1.
January 31st.
Already it is the last day of the month,
the New Year stacked with school books,
not now an infant snuggling at the breast,
eyes half closed, torso smeared with blood,
mouth wide open, shaped like an angry O,
but a schoolboy carrying mobile phone and scycle
as he trots off to his lessons.
I sit here shivering at an open window
and count greenshoots nudging through the rough.
I wish I was now outside in the garden,
but in kinder weather, trees coming into bud,
House Martins, louder than my radio,
watching a wary cool cat saunter passed;
and frost a scrap book memory.
An ice bright moon floats high above the rooftops
immune to our enslavement to the seasons
and the irksome ticking of the bedroom clock.
My girlfriend phoned to say her time had passed
and that she has been sick the last few mornings
so that she cannot leave her room.
I take a look at the calendar,
count back the days to when she last lay with me,
then flick the pages forward to September.

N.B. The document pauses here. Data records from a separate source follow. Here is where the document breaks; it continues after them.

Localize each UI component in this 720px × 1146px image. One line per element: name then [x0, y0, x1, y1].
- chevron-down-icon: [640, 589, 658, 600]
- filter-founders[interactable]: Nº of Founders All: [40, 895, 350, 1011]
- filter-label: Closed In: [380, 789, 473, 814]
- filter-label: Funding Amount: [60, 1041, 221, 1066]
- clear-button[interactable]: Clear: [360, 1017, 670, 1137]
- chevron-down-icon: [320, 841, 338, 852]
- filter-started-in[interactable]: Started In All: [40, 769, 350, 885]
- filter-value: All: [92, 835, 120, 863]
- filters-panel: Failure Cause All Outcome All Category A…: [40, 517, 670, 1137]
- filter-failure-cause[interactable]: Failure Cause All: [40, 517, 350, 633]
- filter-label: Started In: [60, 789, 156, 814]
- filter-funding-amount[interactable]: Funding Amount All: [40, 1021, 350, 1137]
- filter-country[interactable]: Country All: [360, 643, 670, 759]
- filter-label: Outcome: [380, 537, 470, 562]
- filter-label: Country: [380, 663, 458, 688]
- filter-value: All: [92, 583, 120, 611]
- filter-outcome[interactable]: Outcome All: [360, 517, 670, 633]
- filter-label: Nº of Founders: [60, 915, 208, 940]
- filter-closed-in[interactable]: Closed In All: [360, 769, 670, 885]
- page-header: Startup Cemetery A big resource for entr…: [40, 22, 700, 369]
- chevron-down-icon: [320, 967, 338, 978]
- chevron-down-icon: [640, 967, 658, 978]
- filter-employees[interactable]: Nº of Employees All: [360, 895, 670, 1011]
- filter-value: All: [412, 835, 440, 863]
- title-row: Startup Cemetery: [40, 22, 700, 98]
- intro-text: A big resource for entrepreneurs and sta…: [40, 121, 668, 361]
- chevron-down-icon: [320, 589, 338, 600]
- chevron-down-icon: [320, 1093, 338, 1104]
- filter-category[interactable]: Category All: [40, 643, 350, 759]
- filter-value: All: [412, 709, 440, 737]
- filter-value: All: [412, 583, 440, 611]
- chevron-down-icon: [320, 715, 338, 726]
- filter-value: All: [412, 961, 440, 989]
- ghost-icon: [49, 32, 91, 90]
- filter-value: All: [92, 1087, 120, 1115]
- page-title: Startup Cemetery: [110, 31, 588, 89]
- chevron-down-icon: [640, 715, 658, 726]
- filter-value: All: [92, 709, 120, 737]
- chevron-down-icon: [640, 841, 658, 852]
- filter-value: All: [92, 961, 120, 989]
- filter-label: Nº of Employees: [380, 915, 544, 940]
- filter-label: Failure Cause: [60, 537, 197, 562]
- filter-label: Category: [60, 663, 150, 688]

"Is this all that life brings to the table", I quietly grumble,
"a rushed parade of births and deaths and marriages?"
I visualise a smart kid playing football,
a schoolboy larking as he quits his class.
Trevor John Karsavin Potter.
31st. January 2016.
Completely rewritten 31st. August - September 3rd. 2016.
------------------------------------------------------------
2.
Harrow Weald Bus Station. A collage.
The old man toddling home,
His bags packed with shopping,
The schoolkids do not see him,
They rush by in a swarm.
Life is precious to him.
A pale sky turning crimson.
The high street packed with traffic.
The sound of sirens shrieking.
The school kids bunch together,
They fight to board a bus.
The old man turns a corner:
A parked car blocks my view.
Far above the rooftops
Floats the lonely moon.
Trevor John Karsavin Potter.
January 22nd. - 23rd. 2016.
This poem is just a list of events written down as they happened in real time
at dusk on January 22nd.The old man is aged 91 and is a long time friend.